Он поднялся, закинул мешок за плечо и, отодвигая кусты палкой, нырнул в густую зелень леса. Я еле поспевал за его большими шагами.

Как-то вскоре резко похолодало. Шли дожди, тягучие и долгие. Я днями сидел дома, а хозяин пропадал в лесу. Однажды сидели мы с дедом Филиппом у окна и, глядя на поникшие ветви и листья деревьев, на серые влажные крыши домов, ждали Ивана Прокофьевича и разговаривали о нём.
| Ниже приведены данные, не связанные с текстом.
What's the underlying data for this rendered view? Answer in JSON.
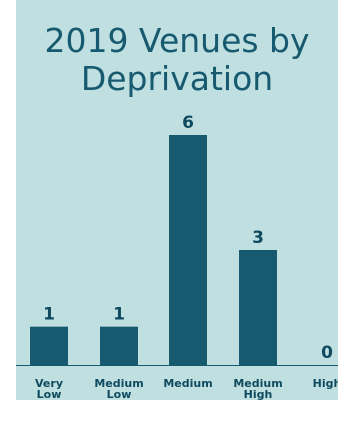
{
  "chart_data": {
    "type": "bar",
    "title_lines": [
      "2019 Venues by",
      "Deprivation"
    ],
    "categories": [
      {
        "lines": [
          "Very",
          "Low"
        ]
      },
      {
        "lines": [
          "Medium",
          "Low"
        ]
      },
      {
        "lines": [
          "Medium"
        ]
      },
      {
        "lines": [
          "Medium",
          "High"
        ]
      },
      {
        "lines": [
          "High"
        ]
      }
    ],
    "values": [
      1,
      1,
      6,
      3,
      0
    ],
    "data_labels": [
      "1",
      "1",
      "6",
      "3",
      "0"
    ],
    "ylim": [
      0,
      6
    ],
    "grid": false,
    "legend": "none"
  },
  "colors": {
    "background": "#bfdfe0",
    "bar": "#17596f",
    "text": "#17596f",
    "label": "#0f4a5e"
  }
}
— Вот говорят наши, что он места грибные знает и не показывает их никому, — пускал, словно дым, слова дед Филипп. — Пустое. Не в этом Иванов характер. Не понимают его. А он тоже со своей душой ни к кому не лезет, в родственники не просится. А что места знает — это правда. Не показывает никому, — Филипп мотнул головой, — и правильно делает. Зачем таким людям показывать! Одному покажи — он туда свояка тащит, брата, деверя, знакомого. Опять бы ничего. Да дело в другом. Им ведь ничего не жаль. Только бы себе. Всё вытопчут, выломают в лесу. Сколько он жаловался — лесником был…
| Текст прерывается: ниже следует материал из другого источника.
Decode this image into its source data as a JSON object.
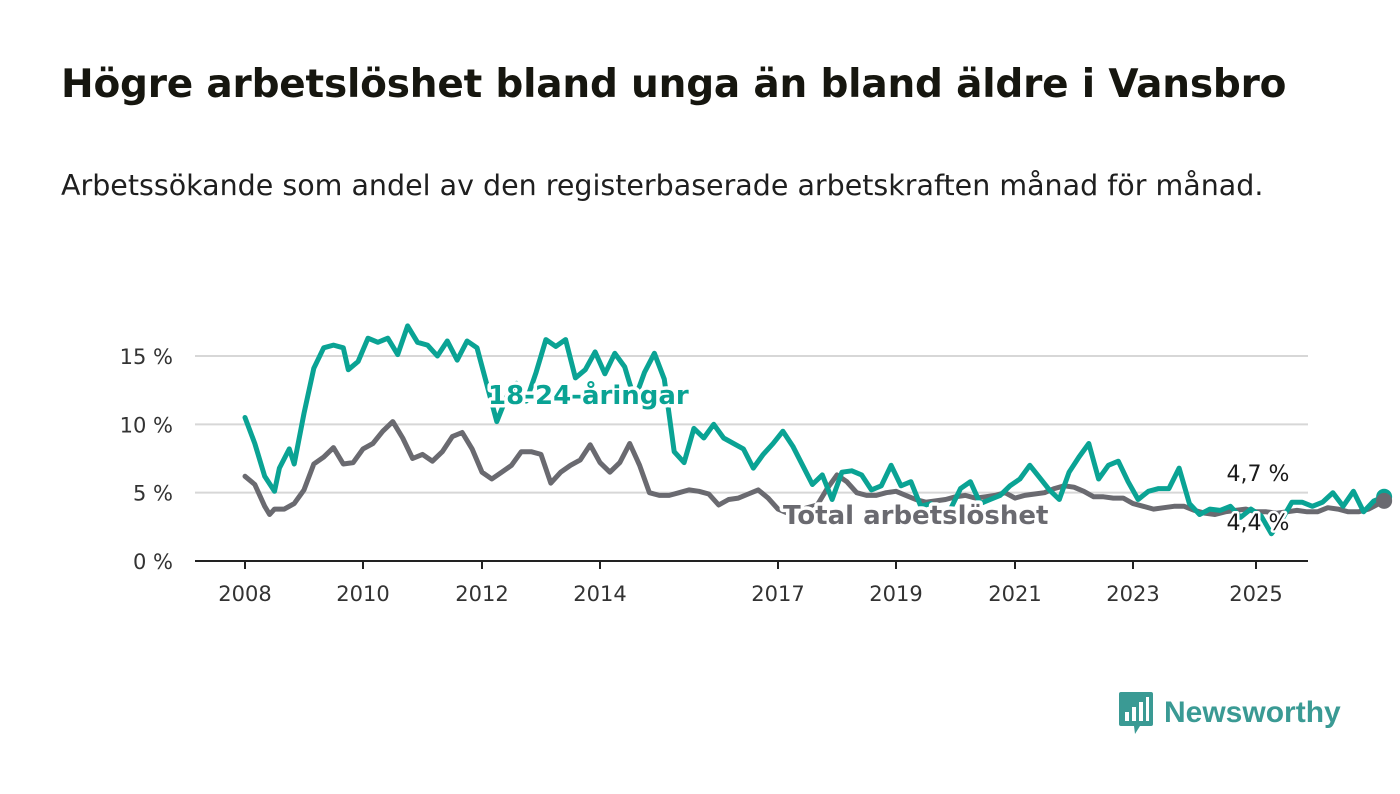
{
  "title": "Högre arbetslöshet bland unga än bland äldre i Vansbro",
  "subtitle": "Arbetssökande som andel av den registerbaserade arbetskraften månad för månad.",
  "brand": {
    "name": "Newsworthy",
    "color": "#3a9a94"
  },
  "colors": {
    "youth": "#0aa394",
    "total": "#6a6a70",
    "grid": "#d7d7d7",
    "axis": "#222222"
  },
  "chart_data": {
    "type": "line",
    "x_ticks": [
      "2008",
      "2010",
      "2012",
      "2014",
      "2017",
      "2019",
      "2021",
      "2023",
      "2025"
    ],
    "y_ticks": [
      "0 %",
      "5 %",
      "10 %",
      "15 %"
    ],
    "ylim": [
      0,
      15
    ],
    "grid": true,
    "series": [
      {
        "name": "18-24-åringar",
        "color": "#0aa394",
        "end_label": "4,7 %",
        "points": [
          [
            "2008-01",
            10.5
          ],
          [
            "2008-03",
            8.6
          ],
          [
            "2008-05",
            6.2
          ],
          [
            "2008-07",
            5.1
          ],
          [
            "2008-08",
            6.8
          ],
          [
            "2008-10",
            8.2
          ],
          [
            "2008-11",
            7.1
          ],
          [
            "2009-01",
            10.8
          ],
          [
            "2009-03",
            14.1
          ],
          [
            "2009-05",
            15.6
          ],
          [
            "2009-07",
            15.8
          ],
          [
            "2009-09",
            15.6
          ],
          [
            "2009-10",
            14.0
          ],
          [
            "2009-12",
            14.6
          ],
          [
            "2010-02",
            16.3
          ],
          [
            "2010-04",
            16.0
          ],
          [
            "2010-06",
            16.3
          ],
          [
            "2010-08",
            15.1
          ],
          [
            "2010-10",
            17.2
          ],
          [
            "2010-12",
            16.0
          ],
          [
            "2011-02",
            15.8
          ],
          [
            "2011-04",
            15.0
          ],
          [
            "2011-06",
            16.1
          ],
          [
            "2011-08",
            14.7
          ],
          [
            "2011-10",
            16.1
          ],
          [
            "2011-12",
            15.6
          ],
          [
            "2012-02",
            12.9
          ],
          [
            "2012-04",
            10.2
          ],
          [
            "2012-06",
            12.0
          ],
          [
            "2012-08",
            13.0
          ],
          [
            "2012-10",
            11.7
          ],
          [
            "2012-12",
            13.8
          ],
          [
            "2013-02",
            16.2
          ],
          [
            "2013-04",
            15.7
          ],
          [
            "2013-06",
            16.2
          ],
          [
            "2013-08",
            13.4
          ],
          [
            "2013-10",
            14.0
          ],
          [
            "2013-12",
            15.3
          ],
          [
            "2014-02",
            13.7
          ],
          [
            "2014-04",
            15.2
          ],
          [
            "2014-06",
            14.2
          ],
          [
            "2014-08",
            11.8
          ],
          [
            "2014-10",
            13.8
          ],
          [
            "2014-12",
            15.2
          ],
          [
            "2015-02",
            13.3
          ],
          [
            "2015-04",
            8.0
          ],
          [
            "2015-06",
            7.2
          ],
          [
            "2015-08",
            9.7
          ],
          [
            "2015-10",
            9.0
          ],
          [
            "2015-12",
            10.0
          ],
          [
            "2016-02",
            9.0
          ],
          [
            "2016-06",
            8.2
          ],
          [
            "2016-08",
            6.8
          ],
          [
            "2016-10",
            7.8
          ],
          [
            "2016-12",
            8.6
          ],
          [
            "2017-02",
            9.5
          ],
          [
            "2017-04",
            8.4
          ],
          [
            "2017-06",
            7.0
          ],
          [
            "2017-08",
            5.6
          ],
          [
            "2017-10",
            6.3
          ],
          [
            "2017-12",
            4.5
          ],
          [
            "2018-02",
            6.5
          ],
          [
            "2018-04",
            6.6
          ],
          [
            "2018-06",
            6.3
          ],
          [
            "2018-08",
            5.2
          ],
          [
            "2018-10",
            5.5
          ],
          [
            "2018-12",
            7.0
          ],
          [
            "2019-02",
            5.5
          ],
          [
            "2019-04",
            5.8
          ],
          [
            "2019-06",
            4.0
          ],
          [
            "2019-08",
            4.2
          ],
          [
            "2019-10",
            3.6
          ],
          [
            "2019-12",
            3.8
          ],
          [
            "2020-02",
            5.3
          ],
          [
            "2020-04",
            5.8
          ],
          [
            "2020-06",
            4.2
          ],
          [
            "2020-08",
            4.5
          ],
          [
            "2020-10",
            4.8
          ],
          [
            "2020-12",
            5.5
          ],
          [
            "2021-02",
            6.0
          ],
          [
            "2021-04",
            7.0
          ],
          [
            "2021-06",
            6.1
          ],
          [
            "2021-08",
            5.2
          ],
          [
            "2021-10",
            4.5
          ],
          [
            "2021-12",
            6.5
          ],
          [
            "2022-02",
            7.6
          ],
          [
            "2022-04",
            8.6
          ],
          [
            "2022-06",
            6.0
          ],
          [
            "2022-08",
            7.0
          ],
          [
            "2022-10",
            7.3
          ],
          [
            "2022-12",
            5.8
          ],
          [
            "2023-02",
            4.5
          ],
          [
            "2023-04",
            5.1
          ],
          [
            "2023-06",
            5.3
          ],
          [
            "2023-08",
            5.3
          ],
          [
            "2023-10",
            6.8
          ],
          [
            "2023-12",
            4.2
          ],
          [
            "2024-02",
            3.4
          ],
          [
            "2024-04",
            3.8
          ],
          [
            "2024-06",
            3.7
          ],
          [
            "2024-08",
            4.0
          ],
          [
            "2024-10",
            3.2
          ],
          [
            "2024-12",
            3.8
          ],
          [
            "2025-02",
            3.3
          ],
          [
            "2025-04",
            2.0
          ],
          [
            "2025-06",
            3.0
          ],
          [
            "2025-08",
            4.3
          ],
          [
            "2025-10",
            4.3
          ],
          [
            "2025-12",
            4.0
          ],
          [
            "2026-02",
            4.3
          ],
          [
            "2026-04",
            5.0
          ],
          [
            "2026-06",
            4.0
          ],
          [
            "2026-08",
            5.1
          ],
          [
            "2026-10",
            3.6
          ],
          [
            "2026-12",
            4.4
          ],
          [
            "2027-02",
            4.7
          ]
        ]
      },
      {
        "name": "Total arbetslöshet",
        "color": "#6a6a70",
        "end_label": "4,4 %",
        "points": [
          [
            "2008-01",
            6.2
          ],
          [
            "2008-03",
            5.6
          ],
          [
            "2008-05",
            4.0
          ],
          [
            "2008-06",
            3.4
          ],
          [
            "2008-07",
            3.8
          ],
          [
            "2008-09",
            3.8
          ],
          [
            "2008-11",
            4.2
          ],
          [
            "2009-01",
            5.2
          ],
          [
            "2009-03",
            7.1
          ],
          [
            "2009-05",
            7.6
          ],
          [
            "2009-07",
            8.3
          ],
          [
            "2009-09",
            7.1
          ],
          [
            "2009-11",
            7.2
          ],
          [
            "2010-01",
            8.2
          ],
          [
            "2010-03",
            8.6
          ],
          [
            "2010-05",
            9.5
          ],
          [
            "2010-07",
            10.2
          ],
          [
            "2010-09",
            9.0
          ],
          [
            "2010-11",
            7.5
          ],
          [
            "2011-01",
            7.8
          ],
          [
            "2011-03",
            7.3
          ],
          [
            "2011-05",
            8.0
          ],
          [
            "2011-07",
            9.1
          ],
          [
            "2011-09",
            9.4
          ],
          [
            "2011-11",
            8.2
          ],
          [
            "2012-01",
            6.5
          ],
          [
            "2012-03",
            6.0
          ],
          [
            "2012-05",
            6.5
          ],
          [
            "2012-07",
            7.0
          ],
          [
            "2012-09",
            8.0
          ],
          [
            "2012-11",
            8.0
          ],
          [
            "2013-01",
            7.8
          ],
          [
            "2013-03",
            5.7
          ],
          [
            "2013-05",
            6.5
          ],
          [
            "2013-07",
            7.0
          ],
          [
            "2013-09",
            7.4
          ],
          [
            "2013-11",
            8.5
          ],
          [
            "2014-01",
            7.2
          ],
          [
            "2014-03",
            6.5
          ],
          [
            "2014-05",
            7.2
          ],
          [
            "2014-07",
            8.6
          ],
          [
            "2014-09",
            7.0
          ],
          [
            "2014-11",
            5.0
          ],
          [
            "2015-01",
            4.8
          ],
          [
            "2015-03",
            4.8
          ],
          [
            "2015-05",
            5.0
          ],
          [
            "2015-07",
            5.2
          ],
          [
            "2015-09",
            5.1
          ],
          [
            "2015-11",
            4.9
          ],
          [
            "2016-01",
            4.1
          ],
          [
            "2016-03",
            4.5
          ],
          [
            "2016-05",
            4.6
          ],
          [
            "2016-07",
            4.9
          ],
          [
            "2016-09",
            5.2
          ],
          [
            "2016-11",
            4.6
          ],
          [
            "2017-01",
            3.8
          ],
          [
            "2017-03",
            3.5
          ],
          [
            "2017-05",
            3.7
          ],
          [
            "2017-07",
            3.9
          ],
          [
            "2017-09",
            4.1
          ],
          [
            "2017-11",
            5.3
          ],
          [
            "2018-01",
            6.3
          ],
          [
            "2018-03",
            5.8
          ],
          [
            "2018-05",
            5.0
          ],
          [
            "2018-07",
            4.8
          ],
          [
            "2018-09",
            4.8
          ],
          [
            "2018-11",
            5.0
          ],
          [
            "2019-01",
            5.1
          ],
          [
            "2019-03",
            4.8
          ],
          [
            "2019-05",
            4.5
          ],
          [
            "2019-07",
            4.3
          ],
          [
            "2019-09",
            4.4
          ],
          [
            "2019-11",
            4.5
          ],
          [
            "2020-01",
            4.7
          ],
          [
            "2020-03",
            4.8
          ],
          [
            "2020-05",
            4.6
          ],
          [
            "2020-07",
            4.7
          ],
          [
            "2020-09",
            4.8
          ],
          [
            "2020-11",
            5.0
          ],
          [
            "2021-01",
            4.6
          ],
          [
            "2021-03",
            4.8
          ],
          [
            "2021-05",
            4.9
          ],
          [
            "2021-07",
            5.0
          ],
          [
            "2021-09",
            5.3
          ],
          [
            "2021-11",
            5.5
          ],
          [
            "2022-01",
            5.4
          ],
          [
            "2022-03",
            5.1
          ],
          [
            "2022-05",
            4.7
          ],
          [
            "2022-07",
            4.7
          ],
          [
            "2022-09",
            4.6
          ],
          [
            "2022-11",
            4.6
          ],
          [
            "2023-01",
            4.2
          ],
          [
            "2023-03",
            4.0
          ],
          [
            "2023-05",
            3.8
          ],
          [
            "2023-07",
            3.9
          ],
          [
            "2023-09",
            4.0
          ],
          [
            "2023-11",
            4.0
          ],
          [
            "2024-01",
            3.7
          ],
          [
            "2024-03",
            3.5
          ],
          [
            "2024-05",
            3.4
          ],
          [
            "2024-07",
            3.6
          ],
          [
            "2024-09",
            3.7
          ],
          [
            "2024-11",
            3.8
          ],
          [
            "2025-01",
            3.6
          ],
          [
            "2025-03",
            3.6
          ],
          [
            "2025-05",
            3.5
          ],
          [
            "2025-07",
            3.6
          ],
          [
            "2025-09",
            3.7
          ],
          [
            "2025-11",
            3.6
          ],
          [
            "2026-01",
            3.6
          ],
          [
            "2026-03",
            3.9
          ],
          [
            "2026-05",
            3.8
          ],
          [
            "2026-07",
            3.6
          ],
          [
            "2026-09",
            3.6
          ],
          [
            "2026-11",
            3.8
          ],
          [
            "2027-02",
            4.4
          ]
        ]
      }
    ]
  }
}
— И давно он так… один живёт?

— Давно. Была у него семья. Жена так ушла ещё до войны. Не одинакие характеры, значит, сошлись. Он и в молодости с чудинкой был. Бывало, работает, работает, вдруг всё бросит, на солнышко смотрит, каплю росы начнёт разглядывать, задумается… С войны пришёл инвалидом — в левую руку саданул осколок. В то время охочие были все до работы, а жизнь была нелёгкой, не как теперь. Первое время грабли делал, корзины плёл, считай, одной рукой, пока совсем не зажила раненая. Лесником был. Теперь вот сторожем по зимнему времени. Ну, а с лесом не расстаётся, знает все заповедные обиталища: где зайцы, где кабаны, где лоси. Охотники к нему (вот к осени наедут): укажи? Показывает не всякому. К его сердцу тропку надо найти.

Дед Филипп задумался, посмотрел в окно.

— А людей всех нечего слушать. Другие такого навертят… — Он не договорил, махнул рукой.

Вошёл Иван Прокофьевич, мокрый, грязный. По лицу я понял — не в духе. Сбросил задубевший плащ на пол, поздоровался за руку с дедом Филиппом.

— Печку, что ли, протопить, — сказал он в раздумье. — Холодно на улице.

Я пошёл за дровами. Поленница была во дворе у стены низкого сруба с потолком, в котором когда-то держали корову, теперь помещение пустовало, и Иван Прокофьевич приспособил его под дрова. Я набрал посуше — берёзки и ёлки, — нащепал тут же воткнутым в плаху топором мелкой растопки. Взяв вязанку, вошёл в дом.

Иван Прокофьевич босой сидел на стуле, отодвинув в строну сапоги. Вид у него был усталый и сердитый. Он продолжал разговор Филиппом. Голос тоже был сердитым и хриплым.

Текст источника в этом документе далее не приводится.